Sunday, March 10, 2013

The Karimun Inscription

Karimun Island is some 30 kilometres west of Singapore. Because of its strategic  location right in the middle of the straits between the Malay Peninsula and Sumatra ships passing between India and Java, Sumatra or even beyond to China, in ancient times passed by and often stopped at Karimun Island.  On the northern tip of the island is the earliest evidence of both Buddhism and of Indians in the general Singapore region.  On the 9th March myself and a few friends set off to have a look at this evidence.

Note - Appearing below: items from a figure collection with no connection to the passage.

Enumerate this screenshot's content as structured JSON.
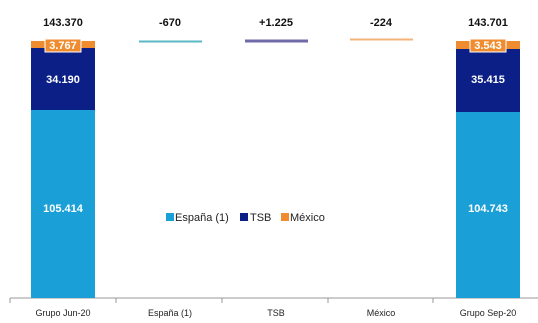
{
  "chart_data": {
    "type": "bar",
    "subtype": "waterfall",
    "categories": [
      "Grupo Jun-20",
      "España (1)",
      "TSB",
      "México",
      "Grupo Sep-20"
    ],
    "series": [
      {
        "name": "España (1)",
        "color": "#1aa0d6",
        "values": [
          105.414,
          null,
          null,
          null,
          104.743
        ]
      },
      {
        "name": "TSB",
        "color": "#0b1f86",
        "values": [
          34.19,
          null,
          null,
          null,
          35.415
        ]
      },
      {
        "name": "México",
        "color": "#f08c30",
        "values": [
          3.767,
          null,
          null,
          null,
          3.543
        ]
      }
    ],
    "deltas": [
      {
        "category": "España (1)",
        "value": -670,
        "label": "-670",
        "color": "#58b8c4"
      },
      {
        "category": "TSB",
        "value": 1225,
        "label": "+1.225",
        "color": "#6f6aa8"
      },
      {
        "category": "México",
        "value": -224,
        "label": "-224",
        "color": "#f4b37a"
      }
    ],
    "segment_labels": [
      [
        "105.414",
        "34.190",
        "3.767"
      ],
      [
        "104.743",
        "35.415",
        "3.543"
      ]
    ],
    "totals": [
      "143.370",
      "143.701"
    ],
    "legend": [
      "España (1)",
      "TSB",
      "México"
    ],
    "legend_position": "center",
    "ylim": [
      0,
      148
    ],
    "grid": false
  }
}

The trip to Karimun takes an hour and a half and requires obtaining a one day Indonesian visa. After landing and passing through customs we piled into two taxis and drove the 25 kilometres to Pasi Panjang. The surprisingly high jungle-covered mountain at the end of the island is half eaten away by an immense quarry. The granite from this quarry is  shipped all the way to Singapore for constructing breakwaters, foundations and retaining walls. Right at the foot of the mountain is a small shrine surrounded by a metal railing. On the sloping rock sheltered by this shrine is six Sanskrit words written in Devanagri script from about the 8th or 9th centuries CE. The inscription reads Mahayanika Golapanditasri Gautama Sripada. The meaning is clear enough and can be translated as “The sacred footprint of Gautama (was revered by) the   Mahayanist scholar of Bengal.”

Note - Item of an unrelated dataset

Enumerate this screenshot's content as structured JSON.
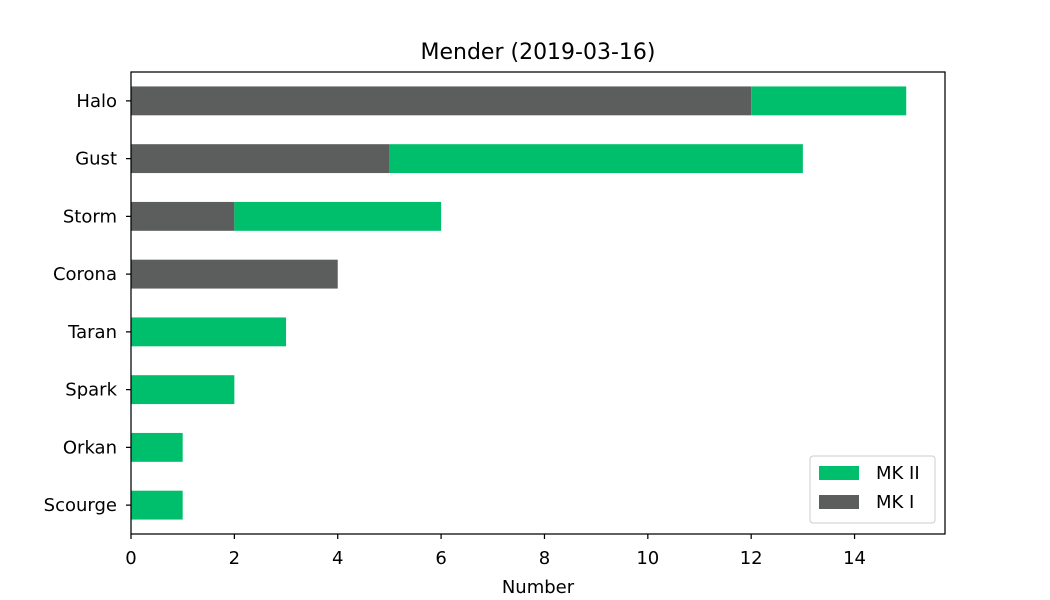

Mahayanika refers to someone of the Mahayana school of Buddhism. This school was the dominant one in the Malay world  until the  12th /13th  centuries when it started to give way to Islam. Gola is probably an Indonesianized version of gauda, the ancient name for Bengal, and pandita means a scholar, in this case almost certainly a Buddhist monk. Sri means holy or lustrous, and pada is a footprint. We know from ancient sources that Buddhists monks, mainly from the great universities of Nalanda in Bihar, and Somapura and Jagaddhala in Bengal, travelled and taught widely in Sumatra and Java. No doubt it was one such monk who had the Karimun inscription carved as a record of his visit. No estampage or tracing of the inscription has ever been published and it has been worn since it was first examined by archaeologists in the late 19th century so I made a rough eye-copy. One of our party had the bright idea of tipping water over the inscription and immediately the letters became much clearer.

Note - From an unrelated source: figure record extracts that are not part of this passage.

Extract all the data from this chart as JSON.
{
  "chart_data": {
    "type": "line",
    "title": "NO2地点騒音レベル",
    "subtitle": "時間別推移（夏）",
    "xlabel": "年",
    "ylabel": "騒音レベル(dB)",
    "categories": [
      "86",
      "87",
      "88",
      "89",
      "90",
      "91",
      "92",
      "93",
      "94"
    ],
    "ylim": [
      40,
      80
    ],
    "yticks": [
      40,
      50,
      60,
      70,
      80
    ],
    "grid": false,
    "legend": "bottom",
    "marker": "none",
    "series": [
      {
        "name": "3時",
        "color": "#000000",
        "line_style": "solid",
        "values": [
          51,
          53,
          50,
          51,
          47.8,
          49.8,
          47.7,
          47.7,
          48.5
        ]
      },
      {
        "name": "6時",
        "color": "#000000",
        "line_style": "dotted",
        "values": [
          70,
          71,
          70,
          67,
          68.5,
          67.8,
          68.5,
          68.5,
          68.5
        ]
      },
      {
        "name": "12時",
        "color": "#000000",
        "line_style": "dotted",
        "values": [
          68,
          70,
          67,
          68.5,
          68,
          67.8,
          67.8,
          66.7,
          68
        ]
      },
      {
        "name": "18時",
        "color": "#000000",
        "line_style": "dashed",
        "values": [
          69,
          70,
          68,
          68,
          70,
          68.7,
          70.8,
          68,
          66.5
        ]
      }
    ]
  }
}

The footprint referred to in the inscription is a natural indentation in the rock to the left of the shrine. A little further on is a rock pool, possibly filled by water flowing down the incline when it rains. It seems probable that ships originally  stopped  here to replenish their water. Eventually someone saw the footprint-shaped indentation, identified it with the symbolic Buddha footprints seen elsewhere, and that in time seamen, merchants and pilgrims stopped here to pray   for a safe journey or to give thanks for one successfully completed. Then at some time in the 8th/9th a Bengali  monk stopped here and left a record of his visit in big bold Sanskrit letters. Our interesting day excursion ended just after sunset with our arrival back in Singapore.